The smile. ‘This and that. Missing items.’

The voice was deep-chested, a sonorous baritone that liked to listen to itself. Niekirk said, ‘I’m entitled to a phone call.’

The senior man got to his feet. He was tall, a little stiff. He made a flowery gesture at the bedside telephone with one long, well-shaped hand. ‘Be my guest.’

Niekirk had memorised the number he was to call if the local boys in blue nabbed him. He stood rather than sat, and faced the room, the telephone cord clumsily draped across his chest. He waited for the dial tone and punched in the number. At once he heard the ringing tone on the line and a soft burr in the room. Smiling one of his smiles, the elegant senior man fished a small black fold-up phone from his pocket.

Niekirk replaced the handset. ‘You’re our green-light cop.’

The austere face kept smiling. ‘I suppose I must be.’

‘Got a name?’

The smile faded a little, deciding. ‘Springett.’

‘You’d have rank,’ Niekirk observed.

The smile came back. ‘Inspector.’

‘Who’s the cowboy on the door?’

‘Lillecrapp.’

‘Jesus Christ.’

‘It is a mouthful. Sit down. The bed.’

Niekirk complied. Springett remained standing, every hair in place, a neat, perfect knot in the bright, chaotically patterned tie at his throat. The suit itself was sombre, the shirt crisply white.

Niekirk said, ‘What missing items?’

‘Cast your mind back to your first hit, that bank job in February.’

‘What about it?’

‘You’ll recall there was a small gold butterfly encrusted with diamonds?’

‘Think I’m a philistine? I know what it was, a Tiffany.’

‘A Tiffany, exactly. Well, it’s turned up again.’

‘How do you mean?’

‘I got word yesterday afternoon that a small-time character here in Melbourne is trying to fence it.’

Niekirk raced through the possibilities. He knew that Riggs and Mansell hadn’t pocketed anything from the safety-deposit boxes, for he’d packed everything himself.

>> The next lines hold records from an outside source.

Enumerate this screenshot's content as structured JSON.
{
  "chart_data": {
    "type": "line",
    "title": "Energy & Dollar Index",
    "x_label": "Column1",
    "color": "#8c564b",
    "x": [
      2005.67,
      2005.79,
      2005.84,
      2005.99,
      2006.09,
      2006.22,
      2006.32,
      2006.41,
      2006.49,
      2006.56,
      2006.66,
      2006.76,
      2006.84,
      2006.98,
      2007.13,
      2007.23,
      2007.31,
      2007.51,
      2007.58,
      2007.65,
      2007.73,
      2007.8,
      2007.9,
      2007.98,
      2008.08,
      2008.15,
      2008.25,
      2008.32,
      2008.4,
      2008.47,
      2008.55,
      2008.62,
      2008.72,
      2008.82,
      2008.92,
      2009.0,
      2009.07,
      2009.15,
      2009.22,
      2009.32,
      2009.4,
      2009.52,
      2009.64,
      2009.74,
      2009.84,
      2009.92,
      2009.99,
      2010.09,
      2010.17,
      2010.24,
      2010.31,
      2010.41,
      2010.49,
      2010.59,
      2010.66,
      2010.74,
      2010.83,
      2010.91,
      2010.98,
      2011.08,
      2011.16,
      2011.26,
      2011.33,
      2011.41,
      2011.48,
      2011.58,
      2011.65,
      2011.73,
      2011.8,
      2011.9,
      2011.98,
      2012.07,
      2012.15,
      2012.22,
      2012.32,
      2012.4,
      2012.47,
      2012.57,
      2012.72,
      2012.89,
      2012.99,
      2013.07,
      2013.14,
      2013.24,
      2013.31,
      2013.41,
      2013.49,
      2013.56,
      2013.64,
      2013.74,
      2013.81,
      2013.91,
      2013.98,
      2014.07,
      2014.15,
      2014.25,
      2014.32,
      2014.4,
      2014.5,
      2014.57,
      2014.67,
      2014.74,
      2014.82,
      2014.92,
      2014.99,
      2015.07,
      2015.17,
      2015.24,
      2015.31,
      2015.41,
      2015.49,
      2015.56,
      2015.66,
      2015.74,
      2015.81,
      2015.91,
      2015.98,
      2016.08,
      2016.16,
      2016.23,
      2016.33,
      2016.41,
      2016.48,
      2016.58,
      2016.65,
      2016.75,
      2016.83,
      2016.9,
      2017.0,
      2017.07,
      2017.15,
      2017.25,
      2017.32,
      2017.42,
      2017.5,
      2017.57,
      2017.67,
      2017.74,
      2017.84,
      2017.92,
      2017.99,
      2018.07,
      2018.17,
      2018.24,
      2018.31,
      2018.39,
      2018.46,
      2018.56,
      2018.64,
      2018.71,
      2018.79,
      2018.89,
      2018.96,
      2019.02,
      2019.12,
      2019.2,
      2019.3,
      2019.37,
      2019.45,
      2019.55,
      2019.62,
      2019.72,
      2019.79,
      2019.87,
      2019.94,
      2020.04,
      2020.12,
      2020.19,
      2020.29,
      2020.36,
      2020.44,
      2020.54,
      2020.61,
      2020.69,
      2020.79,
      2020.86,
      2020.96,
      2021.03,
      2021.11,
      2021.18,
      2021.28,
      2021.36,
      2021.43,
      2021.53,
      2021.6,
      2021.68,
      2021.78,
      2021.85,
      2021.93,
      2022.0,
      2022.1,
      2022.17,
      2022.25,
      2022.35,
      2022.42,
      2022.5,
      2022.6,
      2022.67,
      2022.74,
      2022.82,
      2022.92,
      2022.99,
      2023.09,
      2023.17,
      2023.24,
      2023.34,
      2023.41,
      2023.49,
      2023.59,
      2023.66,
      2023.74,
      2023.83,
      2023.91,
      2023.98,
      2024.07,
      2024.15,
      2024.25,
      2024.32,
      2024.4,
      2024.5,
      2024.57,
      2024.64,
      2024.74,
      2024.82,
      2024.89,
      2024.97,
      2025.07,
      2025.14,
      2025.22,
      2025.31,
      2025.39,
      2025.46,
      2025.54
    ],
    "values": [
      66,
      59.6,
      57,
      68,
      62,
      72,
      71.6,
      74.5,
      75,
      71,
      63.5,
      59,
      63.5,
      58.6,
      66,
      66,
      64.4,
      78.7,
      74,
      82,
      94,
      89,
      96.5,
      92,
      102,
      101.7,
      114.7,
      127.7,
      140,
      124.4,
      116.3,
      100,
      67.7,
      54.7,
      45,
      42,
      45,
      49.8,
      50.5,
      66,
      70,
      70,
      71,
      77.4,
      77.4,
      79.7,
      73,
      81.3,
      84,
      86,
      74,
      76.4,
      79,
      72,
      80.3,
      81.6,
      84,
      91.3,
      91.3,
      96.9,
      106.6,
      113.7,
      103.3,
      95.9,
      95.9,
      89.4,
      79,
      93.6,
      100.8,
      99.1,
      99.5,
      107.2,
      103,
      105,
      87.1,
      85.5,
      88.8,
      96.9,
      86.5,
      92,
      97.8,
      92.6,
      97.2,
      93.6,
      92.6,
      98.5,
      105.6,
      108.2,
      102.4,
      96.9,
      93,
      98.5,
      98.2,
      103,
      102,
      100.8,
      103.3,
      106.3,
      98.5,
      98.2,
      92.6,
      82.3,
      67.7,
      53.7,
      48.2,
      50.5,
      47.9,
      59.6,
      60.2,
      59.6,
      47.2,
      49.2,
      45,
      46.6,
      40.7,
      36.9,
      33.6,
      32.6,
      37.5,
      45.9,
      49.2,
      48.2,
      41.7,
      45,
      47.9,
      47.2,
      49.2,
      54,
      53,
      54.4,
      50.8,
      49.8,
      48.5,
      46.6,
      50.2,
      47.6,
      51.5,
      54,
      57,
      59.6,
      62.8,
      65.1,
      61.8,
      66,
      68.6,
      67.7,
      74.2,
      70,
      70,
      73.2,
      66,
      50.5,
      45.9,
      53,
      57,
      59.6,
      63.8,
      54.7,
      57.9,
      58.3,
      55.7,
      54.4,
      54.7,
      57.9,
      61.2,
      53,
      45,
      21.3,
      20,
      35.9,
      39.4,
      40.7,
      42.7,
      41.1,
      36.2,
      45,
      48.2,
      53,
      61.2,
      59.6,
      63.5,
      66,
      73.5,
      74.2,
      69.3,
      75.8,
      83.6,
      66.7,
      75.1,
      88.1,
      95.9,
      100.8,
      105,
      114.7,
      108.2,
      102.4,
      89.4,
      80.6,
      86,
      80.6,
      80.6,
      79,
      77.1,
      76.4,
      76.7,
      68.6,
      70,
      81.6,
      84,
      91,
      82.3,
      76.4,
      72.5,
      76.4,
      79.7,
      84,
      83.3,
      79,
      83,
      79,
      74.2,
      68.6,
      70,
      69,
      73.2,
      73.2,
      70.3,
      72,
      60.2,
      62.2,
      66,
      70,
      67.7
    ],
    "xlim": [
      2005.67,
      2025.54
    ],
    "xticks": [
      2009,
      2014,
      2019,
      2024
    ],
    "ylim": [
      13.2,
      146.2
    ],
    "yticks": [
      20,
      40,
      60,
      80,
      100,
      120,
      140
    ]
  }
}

They couldn’t have dropped it in the alley behind the building. There couldn’t have been two Tiffanies. De Lisle wasn’t stupid enough to offload it to a small-time fence. ‘The courier,’ he said.

‘Now I wonder how come I knew you were going to say that?’ Springett said.

‘I handled the transfer. My men didn’t take the Tiffany. I didn’t take the Tiffany.’

Springett was watching him. Behind the smile he was guarded, sceptical. ‘You sound very sure of yourself.’

‘Fuck I’m sure. I’d check out the courier.’

Springett said nothing for a while, as if weighing up possibilities. ‘I take it that you know a man called De Lisle?’